Dizia-se que gravitam na alma campônio da grande família de portugueses que ali habitavam lendas imaginárias cheias de coisas assustadoras. Falava-se que ali existia um antigo chalé em ruínas onde se ouvia o choro de muitos meninos. Dizia-se também, na região, que lá morava uma mulher enrugada que atirava os recém nascidos enjeitados, para os urubus devorá-los. Ouvia-se quase sempre, durante as noites de lua cheia o choro e a lamuria dos espíritos dos meninos, e daqueles que morreram em conseqüência de uma grande epidemia de varíola que assolou a cidade de São Paulo.

Na zona norte, a doença se espalhou mais rapidamente entre as crianças e os jovens. Daí então, a região ficou conhecida por Chora Menino, por haver no bairro um cemitério onde várias crianças foram enterradas por terem contraído também a terrível moléstia e seus pais e familiares chorarem os seus mortos. Talvez pelo estigma de o bairro estar ligado a doença, em 1933 os moradores tiveram a idéias de mudar o nome de uma parte do bairro de Chora Menino para Santa Teresinha.

Foi feito na ocasião um abaixo assinado circulando entre o povo da região. Os padres Quintilhano e Bruno conversaram com os responsáveis pela garagem de ônibus "de linha" e obtiveram autorização para afixar nos vidros dianteiros dos ônibus pequenos cartazes onde se lia Santa Terezinha com o topônimo com "z"e depois com a revisão da ortografia, convencionou-se que os nomes próprios com som de "z" no meio ou no final deles fossem grafados com "s".

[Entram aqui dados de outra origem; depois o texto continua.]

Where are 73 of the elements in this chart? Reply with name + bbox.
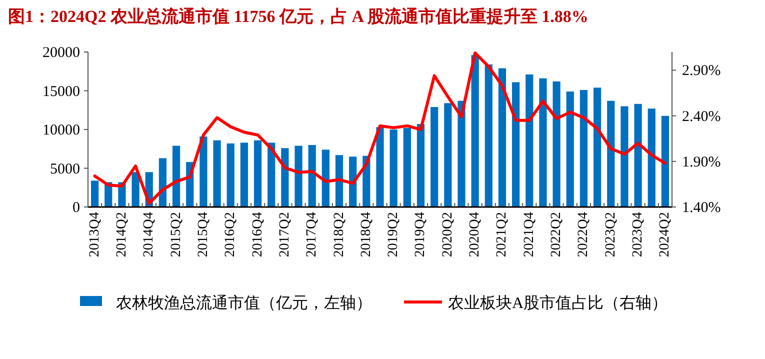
bar — [254, 140, 262, 207]
bar — [512, 82, 520, 207]
x-tick-label: 2020Q4 — [468, 212, 483, 258]
x-tick-label: 2021Q4 — [522, 212, 537, 258]
y-tick-label: 0 — [72, 200, 80, 216]
bar — [471, 55, 479, 207]
bar — [539, 78, 547, 207]
x-tick-label: 2016Q4 — [250, 212, 266, 258]
x-tick-label: 2014Q2 — [114, 212, 130, 258]
bar — [376, 127, 384, 207]
y2-tick-label: 1.90% — [682, 154, 721, 170]
bar — [281, 148, 289, 207]
y-tick-label: 15000 — [42, 84, 80, 100]
bar — [594, 88, 602, 207]
bar — [200, 136, 208, 207]
y-tick-label: 5000 — [50, 161, 80, 178]
bar — [240, 142, 248, 207]
bar — [416, 124, 425, 207]
x-tick-label: 2015Q2 — [168, 212, 184, 258]
bar — [620, 106, 628, 207]
x-tick-label: 2019Q4 — [413, 212, 428, 258]
x-tick-label: 2013Q4 — [87, 212, 102, 258]
bar — [158, 158, 166, 207]
legend-label: 农业板块A股市值占比（右轴） — [448, 294, 668, 312]
x-tick-label: 2015Q4 — [196, 212, 211, 258]
bar — [213, 140, 221, 207]
bar — [484, 64, 492, 207]
bar — [308, 145, 316, 207]
bar — [458, 100, 466, 207]
bar — [349, 156, 357, 207]
bar — [268, 142, 276, 207]
bar — [648, 108, 656, 207]
x-tick-label: 2020Q2 — [440, 212, 456, 258]
bar — [430, 107, 438, 207]
bar — [566, 92, 574, 207]
legend-label: 农林牧渔总流通市值（亿元，左轴） — [116, 294, 372, 312]
x-tick-label: 2017Q4 — [304, 212, 320, 258]
bar — [132, 172, 140, 207]
x-tick-label: 2022Q2 — [549, 212, 564, 258]
bar — [526, 74, 534, 207]
y2-tick-label: 2.40% — [682, 108, 721, 125]
bar — [390, 130, 398, 207]
bar — [661, 116, 670, 207]
bar — [90, 180, 99, 207]
bar — [226, 143, 234, 207]
x-tick-label: 2021Q2 — [494, 212, 510, 258]
x-tick-label: 2017Q2 — [277, 212, 292, 258]
x-tick-label: 2014Q4 — [142, 212, 157, 258]
chart-title: 图1：2024Q2 农业总流通市值 11756 亿元，占 A 股流通市值比重提升至 1.88% — [8, 7, 588, 26]
x-tick-label: 2022Q4 — [576, 212, 592, 258]
y-tick-label: 20000 — [42, 45, 80, 61]
y2-tick-label: 2.90% — [682, 63, 721, 80]
bar — [607, 100, 615, 207]
bar — [580, 90, 588, 207]
bar — [403, 128, 411, 207]
x-tick-label: 2023Q2 — [603, 212, 618, 258]
y2-tick-label: 1.40% — [682, 200, 721, 216]
x-tick-label: 2019Q2 — [386, 212, 402, 258]
bar — [498, 68, 506, 207]
x-tick-label: 2018Q4 — [358, 212, 374, 258]
y-tick-label: 10000 — [42, 122, 80, 138]
bar — [444, 103, 452, 207]
bar — [294, 146, 302, 207]
bar — [335, 155, 344, 207]
bar — [634, 104, 642, 207]
x-tick-label: 2024Q2 — [658, 212, 673, 258]
bar — [552, 81, 560, 207]
bar — [322, 150, 330, 207]
line-series — [93, 51, 667, 205]
x-tick-label: 2016Q2 — [223, 212, 238, 258]
bar — [172, 146, 180, 207]
x-tick-label: 2018Q2 — [332, 212, 347, 258]
x-tick-label: 2023Q4 — [630, 212, 646, 258]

Em 1934, a estação do Tramway da linha da Cantareira teve por tanto, o nome mudado para Santa Teresinha. Com o passar dos anos, o bairro cresceu, surgindo mais casas, inclusive a do velho sobrado próximo da estação da antiga Cantareira, na Rua Conselheiro Moreira de Barros onde em 1937 eu nasci, cresci e me criei. Hoje já não moro mais neste simpático bairro da zona norte de São Paulo, porém, guardo dele felizes recordações de um tempo distante, porém, sempre presente em minha vida.